Os grupos musicais, presentes em todos os bailes de formatura e debutantes, eram os Solfas, TNT e CBV, enquanto a prata da casa, os grupos locais, eram Os Cobrinhas e Som Livre, comandados, respectivamente, pela Neli Gonçalves e pelo Sebastião Cri-Cri.
Epa, vou pra casa mais cedo, porque na TV Globo tem Sexta-feira Nobre e hoje o show é com a Elis Regina. Será que ela vai cantar Estrada do Sol?

(Crônica: Serjão Missiaggia / Adaptação: Jorge Marin)

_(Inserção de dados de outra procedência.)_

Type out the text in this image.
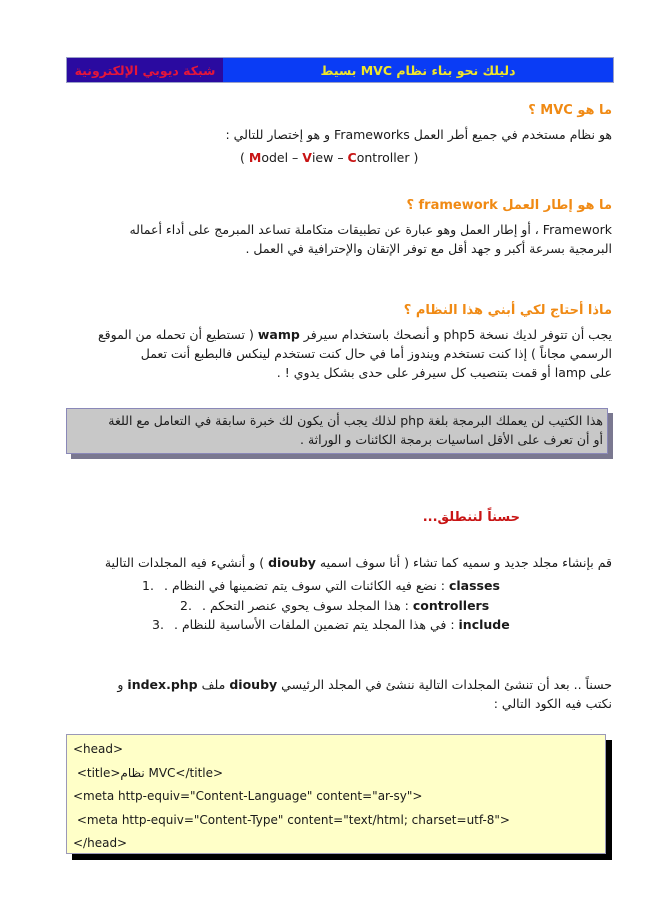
شبكة ديوبي الإلكترونية	دليلك نحو بناء نظام MVC بسيط
ما هو MVC ؟
هو نظام مستخدم في جميع أطر العمل Frameworks و هو إختصار للتالي :
( Model – View – Controller )
ما هو إطار العمل framework ؟
Framework ، أو إطار العمل وهو عبارة عن تطبيقات متكاملة تساعد المبرمج على أداء أعماله
البرمجية بسرعة أكبر و جهد أقل مع توفر الإتقان والإحترافية في العمل .
ماذا أحتاج لكي أبني هذا النظام ؟
يجب أن تتوفر لديك نسخة php5 و أنصحك باستخدام سيرفر wamp ( تستطيع أن تحمله من الموقع
الرسمي مجاناً ) إذا كنت تستخدم ويندوز أما في حال كنت تستخدم لينكس فالبطبع أنت تعمل
على lamp أو قمت بتنصيب كل سيرفر على حدى بشكل يدوي ! .
هذا الكتيب لن يعملك البرمجة بلغة php لذلك يجب أن يكون لك خبرة سابقة في التعامل مع اللغة
أو أن تعرف على الأقل اساسيات برمجة الكائنات و الوراثة .
حسناً لننطلق...
قم بإنشاء مجلد جديد و سميه كما تشاء ( أنا سوف اسميه diouby ) و أنشيء فيه المجلدات التالية
1.	classes : نضع فيه الكائنات التي سوف يتم تضمينها في النظام .
2.	controllers : هذا المجلد سوف يحوي عنصر التحكم .
3.	include : في هذا المجلد يتم تضمين الملفات الأساسية للنظام .
حسناً .. بعد أن تنشئ المجلدات التالية ننشئ في المجلد الرئيسي diouby ملف index.php و
نكتب فيه الكود التالي :
<head>
<title>نظام MVC</title>
<meta http-equiv="Content-Language" content="ar-sy">
<meta http-equiv="Content-Type" content="text/html; charset=utf-8">
</head>
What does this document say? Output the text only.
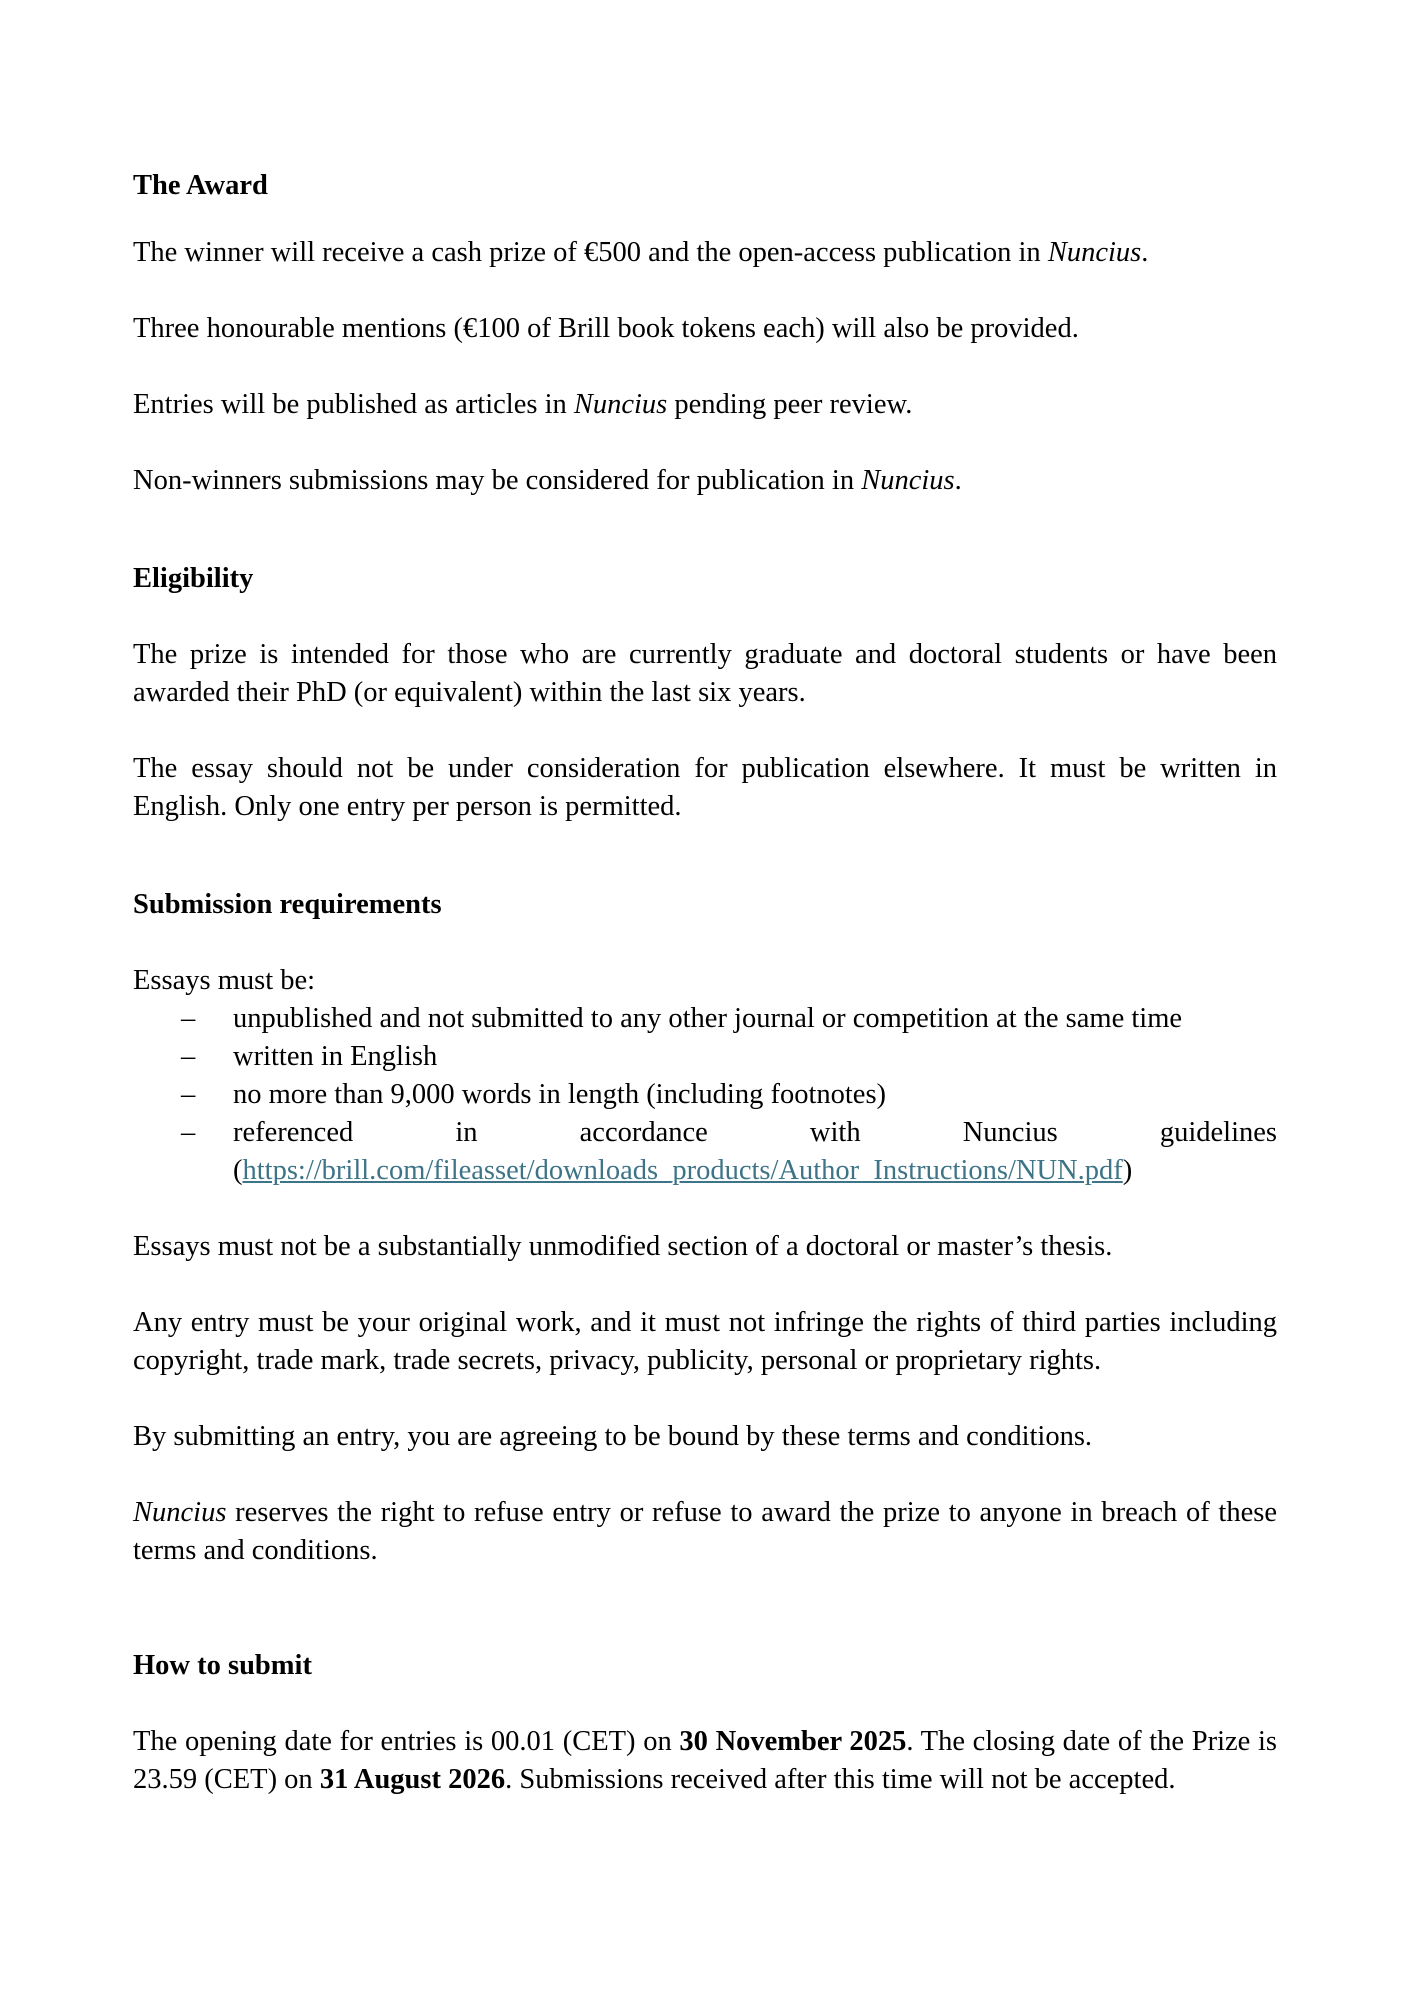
The Award

The winner will receive a cash prize of €500 and the open-access publication in Nuncius.

Three honourable mentions (€100 of Brill book tokens each) will also be provided.

Entries will be published as articles in Nuncius pending peer review.

Non-winners submissions may be considered for publication in Nuncius.

Eligibility

The prize is intended for those who are currently graduate and doctoral students or have been awarded their PhD (or equivalent) within the last six years.

The essay should not be under consideration for publication elsewhere. It must be written in English. Only one entry per person is permitted.

Submission requirements

Essays must be:

– unpublished and not submitted to any other journal or competition at the same time
– written in English
– no more than 9,000 words in length (including footnotes)
– referenced in accordance with Nuncius guidelines (https://brill.com/fileasset/downloads_products/Author_Instructions/NUN.pdf)

Essays must not be a substantially unmodified section of a doctoral or master’s thesis.

Any entry must be your original work, and it must not infringe the rights of third parties including copyright, trade mark, trade secrets, privacy, publicity, personal or proprietary rights.

By submitting an entry, you are agreeing to be bound by these terms and conditions.

Nuncius reserves the right to refuse entry or refuse to award the prize to anyone in breach of these terms and conditions.

How to submit

The opening date for entries is 00.01 (CET) on 30 November 2025. The closing date of the Prize is 23.59 (CET) on 31 August 2026. Submissions received after this time will not be accepted.
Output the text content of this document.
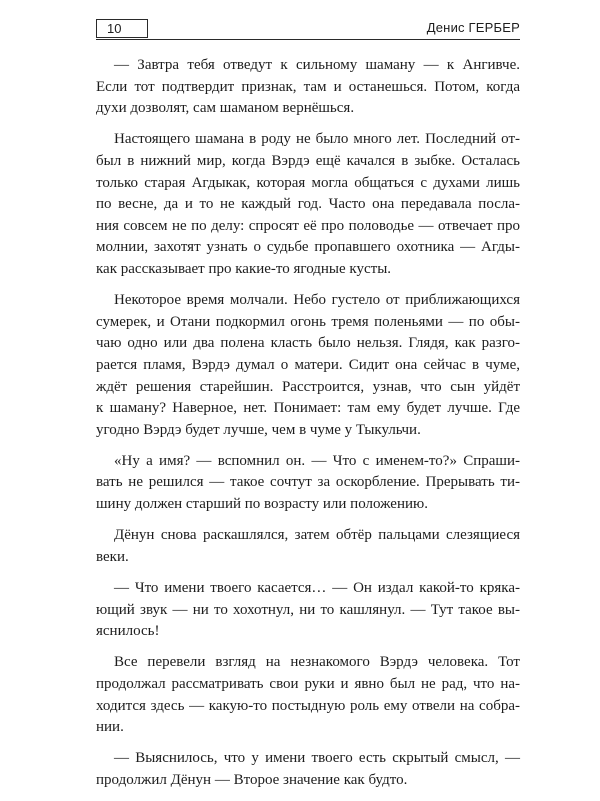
10	Денис ГЕРБЕР

— Завтра тебя отведут к сильному шаману — к Ангивче.
Если тот подтвердит признак, там и останешься. Потом, когда
духи дозволят, сам шаманом вернёшься.

Настоящего шамана в роду не было много лет. Последний от-
был в нижний мир, когда Вэрдэ ещё качался в зыбке. Осталась
только старая Агдыкак, которая могла общаться с духами лишь
по весне, да и то не каждый год. Часто она передавала посла-
ния совсем не по делу: спросят её про половодье — отвечает про
молнии, захотят узнать о судьбе пропавшего охотника — Агды-
как рассказывает про какие-то ягодные кусты.

Некоторое время молчали. Небо густело от приближающихся
сумерек, и Отани подкормил огонь тремя поленьями — по обы-
чаю одно или два полена класть было нельзя. Глядя, как разго-
рается пламя, Вэрдэ думал о матери. Сидит она сейчас в чуме,
ждёт решения старейшин. Расстроится, узнав, что сын уйдёт
к шаману? Наверное, нет. Понимает: там ему будет лучше. Где
угодно Вэрдэ будет лучше, чем в чуме у Тыкульчи.

«Ну а имя? — вспомнил он. — Что с именем-то?» Спраши-
вать не решился — такое сочтут за оскорбление. Прерывать ти-
шину должен старший по возрасту или положению.

Дёнун снова раскашлялся, затем обтёр пальцами слезящиеся
веки.

— Что имени твоего касается… — Он издал какой-то кряка-
ющий звук — ни то хохотнул, ни то кашлянул. — Тут такое вы-
яснилось!

Все перевели взгляд на незнакомого Вэрдэ человека. Тот
продолжал рассматривать свои руки и явно был не рад, что на-
ходится здесь — какую-то постыдную роль ему отвели на собра-
нии.

— Выяснилось, что у имени твоего есть скрытый смысл, —
продолжил Дёнун — Второе значение как будто.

sexta-feira, 18 de novembro de 2011

RELEITURAS: O PRINCÍPIO DO INÍCIO 3

Foto publicada em http://caminhosverdesdeminas.com.br

São João Nepomuceno, 18 de novembro de 1971, quinta-feira.
A cidade, meio agitada, já preparava a organização de sua primeira Exposição Agropecuária e Industrial!
No murinho do Adil, muitas fofocas rolavam enquanto, entre uma paquera e outra, o tempo passava lentamente, como se não existisse.
No Bar do Bode, encontros e desencontros aconteciam enquanto, no auge do sucesso, Rubro Bar, Zoom Frutas e Botachopp faziam à cabeça e os passos da moçada.
Na “pedra da tipografia”, mural da Voz de São João, a notícia “bomba” era a suspensão do zagueiro Brito, do Botafogo, por um ano, por agressão ao juiz no jogo contra o Vasco.
E agora, perguntavam-se os botafoguenses: como é que o técnico Paraguaio vai escalar o time? O Djalma Dias e o Jairzinho também estão suspensos, e nem amadores o Botafogo tem, pois eles estão com a Seleção Brasileira na Colômbia.
Passado o clamor do futebol, a vida voltava ao normal nas ruas de São João.
As fábricas Sarmento, Dragão e Sylder, mais as de ferraduras, tampinhas, vassouras e outras, ditavam o progresso do município a todo vapor.
O Ginásio do Sr. Ubi era referência para todos, pois lá pulsavam os corações de uma juventude que sonhava, acordada, com um mundo mais justo e melhor. Ideias e energias eram canalizadas em competições esportivas e culturais, além da inesquecível fanfarra, sob a batuta do Beto Vampiro.
O novíssimo Clube Campestre era a nova opção de lazer oferecida pelo Clube Democráticos, enquanto, na sede, e junto com Trombeteiros e Operários, realizavam-se os inesquecíveis bailes de Carnaval, ocasião em que a Rua do Sarmento se enchia de foliões e curiosos, ávidos pelos desfiles das escolas de samba Esplendor do Morro, Avenida e Caxangá.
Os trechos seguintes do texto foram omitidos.